We eat. It isn’t bad. It isn’t great either, but no one cares.
The TV plays the local news softly in the background.
I grab the remote, turning the volume up.
“—Kristie Talbert still missing after a month long search—”
We all look up. The footage shows the makeup trailer. Crime scene tape.
Travis spoons another bite into his mouth and mumbles, “Damn shame. Wonder if we’ll ever find out what really happened.”
Brooke lets out a small laugh.
I lean back and let the voices fade under the crackling fire.
For a moment, everything feels… peaceful.
A faint, rhythmic beeping cuts through it.
Travis’s head snaps toward his laptop on the coffee table. The sound repeats, sharper this time, urgent in a way that makes the energy in the room shift before any of us even understand why.
“That’s not normal,” he says, already moving.
His fingers fly across the keyboard, pulling up the Collective database.

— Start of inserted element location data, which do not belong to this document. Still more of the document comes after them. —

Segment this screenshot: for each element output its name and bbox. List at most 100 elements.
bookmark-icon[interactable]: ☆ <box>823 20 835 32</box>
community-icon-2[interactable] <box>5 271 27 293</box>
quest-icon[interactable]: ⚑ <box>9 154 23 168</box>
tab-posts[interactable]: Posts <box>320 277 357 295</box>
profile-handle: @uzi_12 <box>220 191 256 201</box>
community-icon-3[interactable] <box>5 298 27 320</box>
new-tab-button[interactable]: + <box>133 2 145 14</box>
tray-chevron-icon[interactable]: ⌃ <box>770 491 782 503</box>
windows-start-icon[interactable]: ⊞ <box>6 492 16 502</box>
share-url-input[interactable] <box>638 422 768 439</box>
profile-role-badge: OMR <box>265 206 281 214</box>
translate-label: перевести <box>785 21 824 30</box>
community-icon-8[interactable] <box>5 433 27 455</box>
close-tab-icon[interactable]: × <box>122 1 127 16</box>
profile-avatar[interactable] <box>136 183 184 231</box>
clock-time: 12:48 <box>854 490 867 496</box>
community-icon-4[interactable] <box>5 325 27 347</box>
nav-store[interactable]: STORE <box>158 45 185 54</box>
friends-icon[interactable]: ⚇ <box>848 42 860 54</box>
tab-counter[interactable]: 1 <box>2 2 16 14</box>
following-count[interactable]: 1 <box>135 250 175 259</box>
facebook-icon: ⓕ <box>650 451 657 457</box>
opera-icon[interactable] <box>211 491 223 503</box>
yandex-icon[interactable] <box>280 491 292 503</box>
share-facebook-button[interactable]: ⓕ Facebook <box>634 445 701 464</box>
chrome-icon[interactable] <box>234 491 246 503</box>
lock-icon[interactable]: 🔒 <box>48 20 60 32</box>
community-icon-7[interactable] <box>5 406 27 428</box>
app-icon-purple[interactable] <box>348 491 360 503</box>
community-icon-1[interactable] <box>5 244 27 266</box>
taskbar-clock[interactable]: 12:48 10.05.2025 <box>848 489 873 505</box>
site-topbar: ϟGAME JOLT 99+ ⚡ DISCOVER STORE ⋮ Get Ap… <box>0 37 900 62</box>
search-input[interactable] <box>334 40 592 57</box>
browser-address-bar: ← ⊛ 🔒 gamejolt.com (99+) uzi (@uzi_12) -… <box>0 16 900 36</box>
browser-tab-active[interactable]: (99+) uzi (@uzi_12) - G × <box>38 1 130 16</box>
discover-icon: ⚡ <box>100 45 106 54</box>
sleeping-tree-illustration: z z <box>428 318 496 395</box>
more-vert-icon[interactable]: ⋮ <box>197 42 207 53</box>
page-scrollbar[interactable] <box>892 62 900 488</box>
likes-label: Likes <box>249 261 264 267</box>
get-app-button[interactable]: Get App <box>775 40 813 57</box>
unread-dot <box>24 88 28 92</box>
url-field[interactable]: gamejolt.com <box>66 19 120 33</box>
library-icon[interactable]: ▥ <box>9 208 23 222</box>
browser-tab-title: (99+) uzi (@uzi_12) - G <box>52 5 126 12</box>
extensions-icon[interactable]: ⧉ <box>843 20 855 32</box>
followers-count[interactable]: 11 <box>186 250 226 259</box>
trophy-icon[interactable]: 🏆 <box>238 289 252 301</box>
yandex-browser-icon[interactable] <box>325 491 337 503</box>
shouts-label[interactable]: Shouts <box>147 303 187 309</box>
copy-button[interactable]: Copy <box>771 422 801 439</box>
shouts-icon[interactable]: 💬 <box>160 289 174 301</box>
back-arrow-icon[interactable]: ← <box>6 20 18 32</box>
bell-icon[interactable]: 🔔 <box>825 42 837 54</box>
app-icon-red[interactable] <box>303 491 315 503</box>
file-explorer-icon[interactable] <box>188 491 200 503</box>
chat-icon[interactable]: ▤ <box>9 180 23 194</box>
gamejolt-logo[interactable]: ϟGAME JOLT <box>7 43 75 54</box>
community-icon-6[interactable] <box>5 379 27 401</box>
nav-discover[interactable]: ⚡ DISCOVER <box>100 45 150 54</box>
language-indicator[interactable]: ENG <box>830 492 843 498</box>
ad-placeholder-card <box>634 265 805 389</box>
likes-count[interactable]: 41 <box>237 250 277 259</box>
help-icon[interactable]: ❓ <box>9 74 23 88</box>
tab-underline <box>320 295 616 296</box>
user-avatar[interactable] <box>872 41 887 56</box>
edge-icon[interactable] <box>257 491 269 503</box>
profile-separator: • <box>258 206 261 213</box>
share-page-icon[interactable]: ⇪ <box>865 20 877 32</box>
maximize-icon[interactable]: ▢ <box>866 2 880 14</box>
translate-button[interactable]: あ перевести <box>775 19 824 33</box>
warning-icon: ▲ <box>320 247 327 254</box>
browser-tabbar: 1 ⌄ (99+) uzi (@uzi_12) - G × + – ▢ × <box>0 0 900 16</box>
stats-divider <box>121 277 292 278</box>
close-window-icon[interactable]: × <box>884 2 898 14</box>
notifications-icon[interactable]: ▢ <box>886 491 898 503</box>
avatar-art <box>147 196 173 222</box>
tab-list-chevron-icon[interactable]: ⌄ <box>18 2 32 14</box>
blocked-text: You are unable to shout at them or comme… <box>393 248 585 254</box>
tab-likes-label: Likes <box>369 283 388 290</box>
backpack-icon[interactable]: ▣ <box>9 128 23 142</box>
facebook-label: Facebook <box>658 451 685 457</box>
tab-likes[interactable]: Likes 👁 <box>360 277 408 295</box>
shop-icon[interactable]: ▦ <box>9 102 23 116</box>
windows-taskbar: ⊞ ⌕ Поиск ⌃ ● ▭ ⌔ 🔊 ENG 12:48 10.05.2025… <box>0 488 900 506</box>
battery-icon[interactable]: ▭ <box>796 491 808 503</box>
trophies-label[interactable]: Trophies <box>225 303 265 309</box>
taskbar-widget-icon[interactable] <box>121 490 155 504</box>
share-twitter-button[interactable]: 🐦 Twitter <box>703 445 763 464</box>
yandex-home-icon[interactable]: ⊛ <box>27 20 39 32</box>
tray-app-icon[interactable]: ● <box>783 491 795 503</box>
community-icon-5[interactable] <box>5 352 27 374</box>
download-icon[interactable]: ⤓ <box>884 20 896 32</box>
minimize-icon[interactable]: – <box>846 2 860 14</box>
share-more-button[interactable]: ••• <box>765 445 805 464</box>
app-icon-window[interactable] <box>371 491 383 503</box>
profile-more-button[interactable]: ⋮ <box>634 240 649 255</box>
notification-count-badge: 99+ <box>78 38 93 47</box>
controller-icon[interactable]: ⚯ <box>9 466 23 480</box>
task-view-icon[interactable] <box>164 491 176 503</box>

Lines of code flicker across the screen before a notification window forces itself to the front.
“Shit,” Travis mutters. “It’s a live feed.”
My chest tightens.
“What kind of live feed?” Brooke asks, her voice already shifting, already knowing the answer isn’t going to be good.
Travis doesn’t respond right away. He clicks into it, eyes scanning fast, jaw locking.
“Private stream. Restricted access. This is… this is coming from inside their network.”
The beeping stops.
The silence that replaces it feels worse.
Beau raises a brow, “Put it on the TV.”
Travis nods once and moves quickly, connecting his laptop to the screen. The TV flickers, then the feed fills the entire wall, stretching wide and impossible to ignore.
No one sits down.
No one speaks.
The room seems to hold its breath.
The video stabilizes.
My mother’s face fills the screen.
Samantha’s eye is nearly swollen shut. Blood crusts along her hairline, dried in dark streaks that trace down her temple. Her lips tremble so badly that her teeth click when she tries to speak. Her hands are bound behind her, her shoulders pulled tight, and her whole body shakes hard enough to rattle the camera.
“Seth,” she cries. “Oh God, Seth.”
Something inside my chest tears open.